Try to fix a page yourself before marking it for cleanup. If you feel you cannot adequately correct the page for any reason, then it may be time to add a cleanup tag. If still you aren't sure if a cleanup tag is appropriate, it may be best to ask about the problem on the article's Talk page instead. If you mark a page because you don't currently have time to clean it yourself, please remember to come back and look at it when you have time!

How Cleanup Tags Work[edit]

Cleanup tags call premade templates which are displayed where the tag is located in the article. Inserting a tag is simple - all you have to do is copy the tag from here and paste it into the article (you can also type it in manually). Generally, it is best to insert the tag at the top of the page. However, if you feel it only applies to a certain section, you may wish to place it directly above that section instead.

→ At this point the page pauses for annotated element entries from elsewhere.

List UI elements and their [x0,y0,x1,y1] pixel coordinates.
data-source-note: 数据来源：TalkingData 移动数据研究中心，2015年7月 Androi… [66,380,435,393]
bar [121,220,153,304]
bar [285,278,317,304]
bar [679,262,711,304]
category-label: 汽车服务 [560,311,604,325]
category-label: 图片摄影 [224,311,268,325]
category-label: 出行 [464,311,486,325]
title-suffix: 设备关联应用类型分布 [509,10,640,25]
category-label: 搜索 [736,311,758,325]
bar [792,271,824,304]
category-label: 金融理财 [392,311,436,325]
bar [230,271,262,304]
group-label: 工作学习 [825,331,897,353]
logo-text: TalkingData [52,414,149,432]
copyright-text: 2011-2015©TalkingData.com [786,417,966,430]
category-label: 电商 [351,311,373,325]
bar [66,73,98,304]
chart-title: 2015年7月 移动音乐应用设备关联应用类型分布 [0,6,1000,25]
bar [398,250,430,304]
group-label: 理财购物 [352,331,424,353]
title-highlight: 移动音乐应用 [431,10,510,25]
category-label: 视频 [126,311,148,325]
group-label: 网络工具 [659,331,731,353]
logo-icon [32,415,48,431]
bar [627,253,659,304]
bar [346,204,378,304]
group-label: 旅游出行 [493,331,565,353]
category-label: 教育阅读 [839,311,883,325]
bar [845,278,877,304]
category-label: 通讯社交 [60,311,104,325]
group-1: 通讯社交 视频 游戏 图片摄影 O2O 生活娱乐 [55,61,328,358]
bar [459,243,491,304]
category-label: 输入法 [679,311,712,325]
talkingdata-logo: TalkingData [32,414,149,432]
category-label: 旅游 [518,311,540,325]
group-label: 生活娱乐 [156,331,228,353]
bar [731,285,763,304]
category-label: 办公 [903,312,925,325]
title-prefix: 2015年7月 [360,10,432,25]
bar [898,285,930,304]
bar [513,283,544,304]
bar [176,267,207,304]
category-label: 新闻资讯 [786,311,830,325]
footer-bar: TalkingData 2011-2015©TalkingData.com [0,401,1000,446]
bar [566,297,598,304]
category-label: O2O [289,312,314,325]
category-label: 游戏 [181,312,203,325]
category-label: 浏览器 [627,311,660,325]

The main cleanup tag adds the page to the Cleanup category. Other tags usually add pages to their own special categories, listed below.

Types of Cleanup Tags[edit]

  • {{cleanup}} - Use this tag to mark a page for generic cleanup. It is helpful to leave a few notes about your concerns in the Edit Summary, or in the Discussion tab of the page in question. Spelling, punctuation, and grammar errors get this tag.

Does the page need more or better references?

  • {{cn}} - Add this to the end of a sentence or paragraph to indicate that this would be a good place to place a reference. It looks like this[citation needed]. This tag does not add the whole page to a category.
  • {{refimprove}} - Place this at the beginning of an article when the entire article has either no references, or could be improved by adding more. This adds the page to Category:Articles with unsourced statements.
  • {{verify}} - Add to either a section in an article, or possibly at the top of the article, when, regardless of references, you question if the information given is correct. Please add your concerns to the talk page as well. This tag adds the page to Category:Articles needing verification.

Does the page look incomplete to you?

  • {{sectionstub}} - Add this to a specific section that has little or nothing in it.
  • {{stub}} - is placed at the top of an article to indicate that the whole thing feels incomplete.

Both of these tags add the page to Category:Stub. Remember: just because an article is short does not mean it is a stub. Some characters or concepts appear only briefly in a single sourcebook or story. A "stub" is a topic about which more could be written.

Are you looking at more than one of the above?

  • {{multipleissues}} - Add this to pages where several distinct problems exist. Explain your concerns further in the summary or on the discussion page. This adds the page to Category:Multiple issues.

Other Tags[edit]

These are not the only tags you will encounter. Help:Template gallery gives a more complete list of the tags you might encounter (and use!), along with examples of how they look on a page.